Oracle Slumps After 3Q Earnings, Sales Miss

Oracle (NASDAQ:ORCL) booked a 2.8% bump in fiscal third-quarter profits on Tuesday amid cloud application growth, but the business software behemoth failed to meet Wall Street’s expectations.

Shares of the world’s No. 2 business software maker slumped more than 5% in extended trading on the miss on both the revenue and EPS side.

Oracle said it earned $2.57 billion, or 56 cents per share, last quarter, compared with a profit of $2.50 billion, or 52 cents per share, a year earlier.

Excluding one-time items, the company said it earned 68 cents a share, trailing forecasts from  analysts for 70 cents.

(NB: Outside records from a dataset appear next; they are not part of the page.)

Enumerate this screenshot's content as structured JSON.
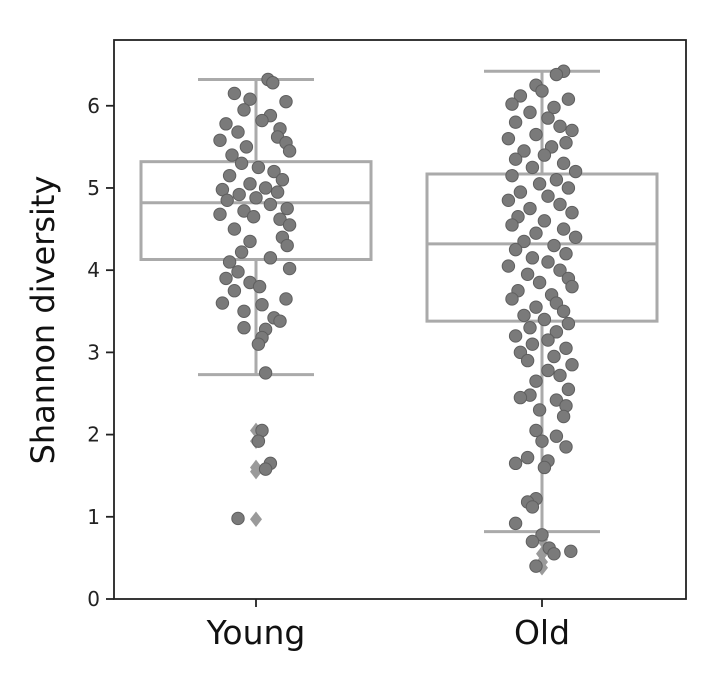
{
  "chart_data": {
    "type": "box",
    "overlay": "strip",
    "ylabel": "Shannon diversity",
    "xlabel": "",
    "ylim": [
      0,
      6.8
    ],
    "yticks": [
      0,
      1,
      2,
      3,
      4,
      5,
      6
    ],
    "categories": [
      "Young",
      "Old"
    ],
    "colors": {
      "box": "#aaaaaa",
      "point": "#7a7a7a",
      "point_edge": "#5f5f5f",
      "outlier": "#9a9a9a",
      "axis": "#222222"
    },
    "boxes": [
      {
        "category": "Young",
        "whisker_low": 2.73,
        "q1": 4.13,
        "median": 4.82,
        "q3": 5.32,
        "whisker_high": 6.32,
        "outliers": [
          2.05,
          1.92,
          1.6,
          1.55,
          0.97
        ],
        "points": [
          {
            "y": 6.32,
            "j": 0.1
          },
          {
            "y": 6.28,
            "j": 0.14
          },
          {
            "y": 6.15,
            "j": -0.18
          },
          {
            "y": 6.08,
            "j": -0.05
          },
          {
            "y": 6.05,
            "j": 0.25
          },
          {
            "y": 5.95,
            "j": -0.1
          },
          {
            "y": 5.88,
            "j": 0.12
          },
          {
            "y": 5.82,
            "j": 0.05
          },
          {
            "y": 5.78,
            "j": -0.25
          },
          {
            "y": 5.72,
            "j": 0.2
          },
          {
            "y": 5.68,
            "j": -0.15
          },
          {
            "y": 5.62,
            "j": 0.18
          },
          {
            "y": 5.58,
            "j": -0.3
          },
          {
            "y": 5.55,
            "j": 0.25
          },
          {
            "y": 5.5,
            "j": -0.08
          },
          {
            "y": 5.45,
            "j": 0.28
          },
          {
            "y": 5.4,
            "j": -0.2
          },
          {
            "y": 5.3,
            "j": -0.12
          },
          {
            "y": 5.25,
            "j": 0.02
          },
          {
            "y": 5.2,
            "j": 0.15
          },
          {
            "y": 5.15,
            "j": -0.22
          },
          {
            "y": 5.1,
            "j": 0.22
          },
          {
            "y": 5.05,
            "j": -0.05
          },
          {
            "y": 5.0,
            "j": 0.08
          },
          {
            "y": 4.98,
            "j": -0.28
          },
          {
            "y": 4.95,
            "j": 0.18
          },
          {
            "y": 4.92,
            "j": -0.14
          },
          {
            "y": 4.88,
            "j": 0.0
          },
          {
            "y": 4.85,
            "j": -0.24
          },
          {
            "y": 4.8,
            "j": 0.12
          },
          {
            "y": 4.75,
            "j": 0.26
          },
          {
            "y": 4.72,
            "j": -0.1
          },
          {
            "y": 4.68,
            "j": -0.3
          },
          {
            "y": 4.65,
            "j": -0.02
          },
          {
            "y": 4.62,
            "j": 0.2
          },
          {
            "y": 4.55,
            "j": 0.28
          },
          {
            "y": 4.5,
            "j": -0.18
          },
          {
            "y": 4.4,
            "j": 0.22
          },
          {
            "y": 4.35,
            "j": -0.05
          },
          {
            "y": 4.3,
            "j": 0.26
          },
          {
            "y": 4.22,
            "j": -0.12
          },
          {
            "y": 4.15,
            "j": 0.12
          },
          {
            "y": 4.1,
            "j": -0.22
          },
          {
            "y": 4.02,
            "j": 0.28
          },
          {
            "y": 3.98,
            "j": -0.15
          },
          {
            "y": 3.9,
            "j": -0.25
          },
          {
            "y": 3.85,
            "j": -0.05
          },
          {
            "y": 3.8,
            "j": 0.03
          },
          {
            "y": 3.75,
            "j": -0.18
          },
          {
            "y": 3.65,
            "j": 0.25
          },
          {
            "y": 3.6,
            "j": -0.28
          },
          {
            "y": 3.58,
            "j": 0.05
          },
          {
            "y": 3.5,
            "j": -0.1
          },
          {
            "y": 3.42,
            "j": 0.15
          },
          {
            "y": 3.38,
            "j": 0.2
          },
          {
            "y": 3.3,
            "j": -0.1
          },
          {
            "y": 3.28,
            "j": 0.08
          },
          {
            "y": 3.18,
            "j": 0.05
          },
          {
            "y": 3.1,
            "j": 0.02
          },
          {
            "y": 2.75,
            "j": 0.08
          },
          {
            "y": 2.05,
            "j": 0.05
          },
          {
            "y": 1.92,
            "j": 0.02
          },
          {
            "y": 1.65,
            "j": 0.12
          },
          {
            "y": 1.58,
            "j": 0.08
          },
          {
            "y": 0.98,
            "j": -0.15
          }
        ]
      },
      {
        "category": "Old",
        "whisker_low": 0.82,
        "q1": 3.38,
        "median": 4.32,
        "q3": 5.17,
        "whisker_high": 6.42,
        "outliers": [
          0.72,
          0.55,
          0.45,
          0.38
        ],
        "points": [
          {
            "y": 6.42,
            "j": 0.18
          },
          {
            "y": 6.38,
            "j": 0.12
          },
          {
            "y": 6.25,
            "j": -0.05
          },
          {
            "y": 6.18,
            "j": 0.0
          },
          {
            "y": 6.12,
            "j": -0.18
          },
          {
            "y": 6.08,
            "j": 0.22
          },
          {
            "y": 6.02,
            "j": -0.25
          },
          {
            "y": 5.98,
            "j": 0.1
          },
          {
            "y": 5.92,
            "j": -0.1
          },
          {
            "y": 5.85,
            "j": 0.05
          },
          {
            "y": 5.8,
            "j": -0.22
          },
          {
            "y": 5.75,
            "j": 0.15
          },
          {
            "y": 5.7,
            "j": 0.25
          },
          {
            "y": 5.65,
            "j": -0.05
          },
          {
            "y": 5.6,
            "j": -0.28
          },
          {
            "y": 5.55,
            "j": 0.2
          },
          {
            "y": 5.5,
            "j": 0.08
          },
          {
            "y": 5.45,
            "j": -0.15
          },
          {
            "y": 5.4,
            "j": 0.02
          },
          {
            "y": 5.35,
            "j": -0.22
          },
          {
            "y": 5.3,
            "j": 0.18
          },
          {
            "y": 5.25,
            "j": -0.08
          },
          {
            "y": 5.2,
            "j": 0.28
          },
          {
            "y": 5.15,
            "j": -0.25
          },
          {
            "y": 5.1,
            "j": 0.12
          },
          {
            "y": 5.05,
            "j": -0.02
          },
          {
            "y": 5.0,
            "j": 0.22
          },
          {
            "y": 4.95,
            "j": -0.18
          },
          {
            "y": 4.9,
            "j": 0.05
          },
          {
            "y": 4.85,
            "j": -0.28
          },
          {
            "y": 4.8,
            "j": 0.15
          },
          {
            "y": 4.75,
            "j": -0.1
          },
          {
            "y": 4.7,
            "j": 0.25
          },
          {
            "y": 4.65,
            "j": -0.2
          },
          {
            "y": 4.6,
            "j": 0.02
          },
          {
            "y": 4.55,
            "j": -0.25
          },
          {
            "y": 4.5,
            "j": 0.18
          },
          {
            "y": 4.45,
            "j": -0.05
          },
          {
            "y": 4.4,
            "j": 0.28
          },
          {
            "y": 4.35,
            "j": -0.15
          },
          {
            "y": 4.3,
            "j": 0.1
          },
          {
            "y": 4.25,
            "j": -0.22
          },
          {
            "y": 4.2,
            "j": 0.2
          },
          {
            "y": 4.15,
            "j": -0.08
          },
          {
            "y": 4.1,
            "j": 0.05
          },
          {
            "y": 4.05,
            "j": -0.28
          },
          {
            "y": 4.0,
            "j": 0.15
          },
          {
            "y": 3.95,
            "j": -0.12
          },
          {
            "y": 3.9,
            "j": 0.22
          },
          {
            "y": 3.85,
            "j": -0.02
          },
          {
            "y": 3.8,
            "j": 0.25
          },
          {
            "y": 3.75,
            "j": -0.2
          },
          {
            "y": 3.7,
            "j": 0.08
          },
          {
            "y": 3.65,
            "j": -0.25
          },
          {
            "y": 3.6,
            "j": 0.12
          },
          {
            "y": 3.55,
            "j": -0.05
          },
          {
            "y": 3.5,
            "j": 0.18
          },
          {
            "y": 3.45,
            "j": -0.15
          },
          {
            "y": 3.4,
            "j": 0.02
          },
          {
            "y": 3.35,
            "j": 0.22
          },
          {
            "y": 3.3,
            "j": -0.1
          },
          {
            "y": 3.25,
            "j": 0.12
          },
          {
            "y": 3.2,
            "j": -0.22
          },
          {
            "y": 3.15,
            "j": 0.05
          },
          {
            "y": 3.1,
            "j": -0.08
          },
          {
            "y": 3.05,
            "j": 0.2
          },
          {
            "y": 3.0,
            "j": -0.18
          },
          {
            "y": 2.95,
            "j": 0.1
          },
          {
            "y": 2.9,
            "j": -0.12
          },
          {
            "y": 2.85,
            "j": 0.25
          },
          {
            "y": 2.78,
            "j": 0.05
          },
          {
            "y": 2.72,
            "j": 0.15
          },
          {
            "y": 2.65,
            "j": -0.05
          },
          {
            "y": 2.55,
            "j": 0.22
          },
          {
            "y": 2.48,
            "j": -0.1
          },
          {
            "y": 2.45,
            "j": -0.18
          },
          {
            "y": 2.42,
            "j": 0.12
          },
          {
            "y": 2.35,
            "j": 0.2
          },
          {
            "y": 2.3,
            "j": -0.02
          },
          {
            "y": 2.22,
            "j": 0.18
          },
          {
            "y": 2.05,
            "j": -0.05
          },
          {
            "y": 1.98,
            "j": 0.12
          },
          {
            "y": 1.92,
            "j": 0.0
          },
          {
            "y": 1.85,
            "j": 0.2
          },
          {
            "y": 1.72,
            "j": -0.12
          },
          {
            "y": 1.68,
            "j": 0.05
          },
          {
            "y": 1.65,
            "j": -0.22
          },
          {
            "y": 1.6,
            "j": 0.02
          },
          {
            "y": 1.22,
            "j": -0.05
          },
          {
            "y": 1.18,
            "j": -0.12
          },
          {
            "y": 1.12,
            "j": -0.08
          },
          {
            "y": 0.92,
            "j": -0.22
          },
          {
            "y": 0.78,
            "j": 0.0
          },
          {
            "y": 0.7,
            "j": -0.08
          },
          {
            "y": 0.62,
            "j": 0.06
          },
          {
            "y": 0.58,
            "j": 0.24
          },
          {
            "y": 0.55,
            "j": 0.1
          },
          {
            "y": 0.4,
            "j": -0.05
          }
        ]
      }
    ],
    "grid": false,
    "legend": "none"
  }
}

Revenue rose 3.9% to $9.31 billion, narrowly missing the Street’s view of $9.36 billion. Oracle noted its cloud applications business enjoyed bookings growth north of 60%, with sales approaching $300 million.

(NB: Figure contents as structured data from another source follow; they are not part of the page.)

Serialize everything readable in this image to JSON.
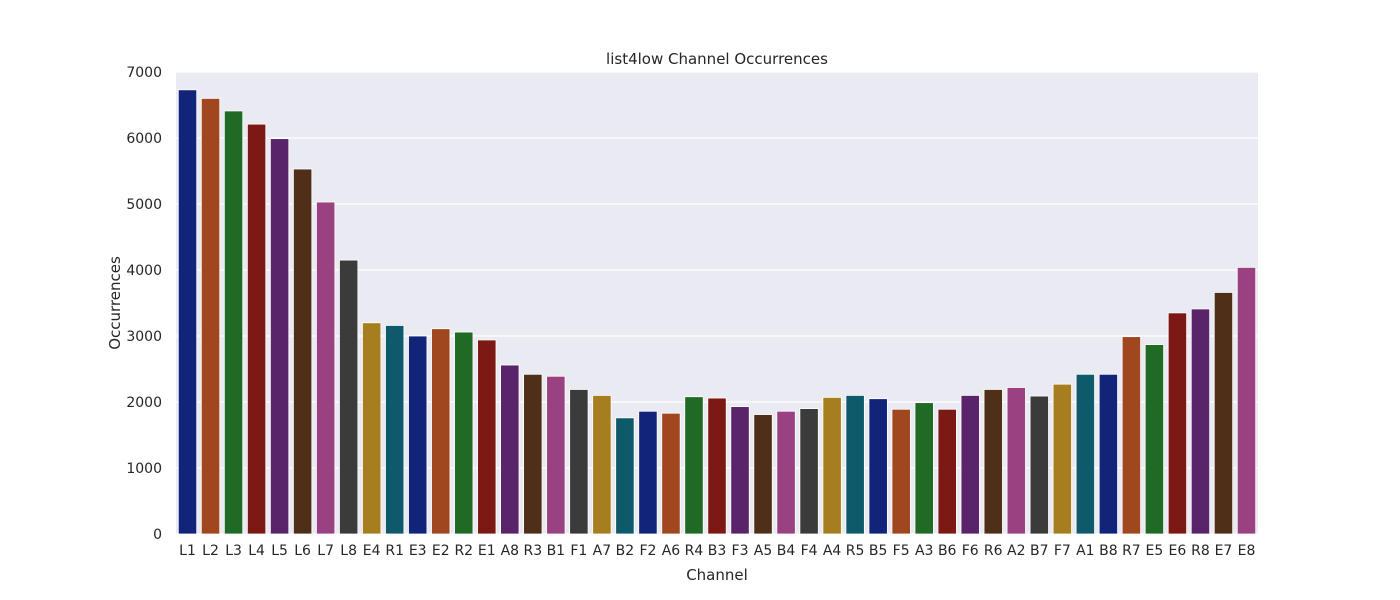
{
  "chart_data": {
    "type": "bar",
    "title": "list4low Channel Occurrences",
    "xlabel": "Channel",
    "ylabel": "Occurrences",
    "ylim": [
      0,
      7000
    ],
    "yticks": [
      0,
      1000,
      2000,
      3000,
      4000,
      5000,
      6000,
      7000
    ],
    "grid": true,
    "legend": "none",
    "categories": [
      "L1",
      "L2",
      "L3",
      "L4",
      "L5",
      "L6",
      "L7",
      "L8",
      "E4",
      "R1",
      "E3",
      "E2",
      "R2",
      "E1",
      "A8",
      "R3",
      "B1",
      "F1",
      "A7",
      "B2",
      "F2",
      "A6",
      "R4",
      "B3",
      "F3",
      "A5",
      "B4",
      "F4",
      "A4",
      "R5",
      "B5",
      "F5",
      "A3",
      "B6",
      "F6",
      "R6",
      "A2",
      "B7",
      "F7",
      "A1",
      "B8",
      "R7",
      "E5",
      "E6",
      "R8",
      "E7",
      "E8"
    ],
    "values": [
      6730,
      6600,
      6410,
      6210,
      5990,
      5530,
      5030,
      4150,
      3200,
      3160,
      3000,
      3110,
      3060,
      2940,
      2560,
      2420,
      2390,
      2190,
      2100,
      1760,
      1860,
      1830,
      2080,
      2060,
      1930,
      1810,
      1860,
      1900,
      2070,
      2100,
      2050,
      1890,
      1990,
      1890,
      2100,
      2190,
      2220,
      2090,
      2270,
      2420,
      2420,
      2990,
      2870,
      3350,
      3410,
      3660,
      4040
    ],
    "palette": [
      "#12247a",
      "#a0471f",
      "#1f6b25",
      "#7d1914",
      "#59246a",
      "#4f2f18",
      "#9a4181",
      "#3b3b3b",
      "#a67d1f",
      "#0f5a6a"
    ],
    "plot_bg": "#eaeaf2",
    "grid_color": "#ffffff"
  }
}
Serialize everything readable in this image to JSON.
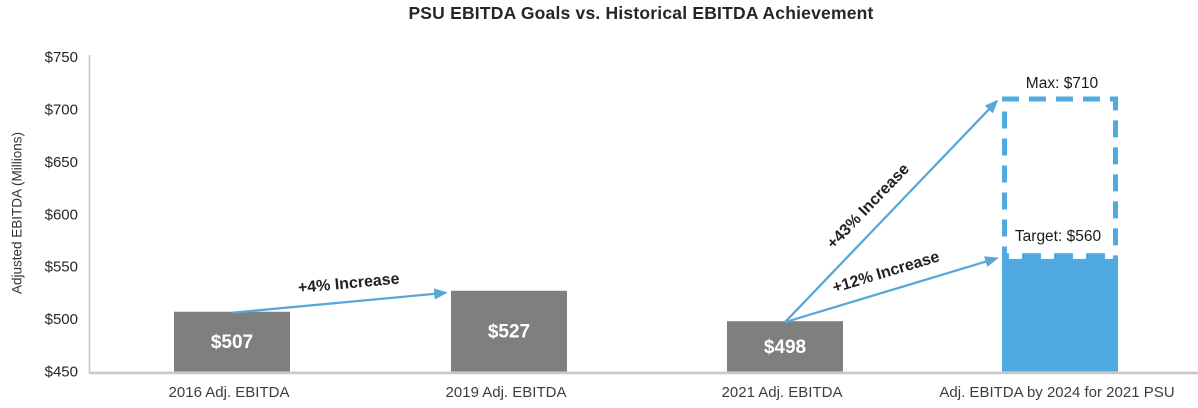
{
  "chart_data": {
    "type": "bar",
    "title": "PSU EBITDA Goals vs. Historical EBITDA Achievement",
    "ylabel": "Adjusted EBITDA (Millions)",
    "ylim": [
      450,
      750
    ],
    "yticks": [
      450,
      500,
      550,
      600,
      650,
      700,
      750
    ],
    "ytick_labels": [
      "$450",
      "$500",
      "$550",
      "$600",
      "$650",
      "$700",
      "$750"
    ],
    "grid": false,
    "legend": false,
    "categories": [
      "2016 Adj. EBITDA",
      "2019 Adj. EBITDA",
      "2021 Adj. EBITDA",
      "Adj. EBITDA by 2024 for 2021 PSU"
    ],
    "bars": [
      {
        "category": "2016 Adj. EBITDA",
        "value": 507,
        "label": "$507",
        "style": "solid-gray"
      },
      {
        "category": "2019 Adj. EBITDA",
        "value": 527,
        "label": "$527",
        "style": "solid-gray"
      },
      {
        "category": "2021 Adj. EBITDA",
        "value": 498,
        "label": "$498",
        "style": "solid-gray"
      },
      {
        "category": "Adj. EBITDA by 2024 for 2021 PSU",
        "style": "dashed-outline-blue",
        "target_value": 560,
        "max_value": 710,
        "target_label": "Target: $560",
        "max_label": "Max: $710"
      }
    ],
    "annotations": [
      {
        "label": "+4% Increase",
        "from_bar": 0,
        "to_bar": 1,
        "to_level": 527
      },
      {
        "label": "+43% Increase",
        "from_bar": 2,
        "to_bar": 3,
        "to_level": 710
      },
      {
        "label": "+12% Increase",
        "from_bar": 2,
        "to_bar": 3,
        "to_level": 560
      }
    ],
    "colors": {
      "gray_bar": "#7f7f7f",
      "blue_bar": "#4fabdf",
      "dashed_outline": "#4fabdf",
      "arrow": "#58a7d9",
      "axis_line": "#c9c9c9",
      "title_text": "#262626",
      "bar_value_text": "#ffffff"
    }
  }
}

"Our Engineered Systems business is growing rapidly for the same fundamental reason that our Cloud Applications business is growing rapidly. In both cases, customers want us to integrate the hardware and software and make it work together, so they don't have to,” Oracle CEO Larry Ellison said in a statement.

Oracle said new software licenses and cloud software subscription revenue increased 4% to  $2.4 billion, while software license updates and product support sales climbed 5% to $4.6 billion. Hardware systems products revenue jumped 8% to $725 million.

Shares of Redwood City, Calif.-based Oracle dropped 5.39% to $36.76 in after-market  trading, knocking them back into the red on the year. Oracle gained 1.62% during regular trading on Tuesday.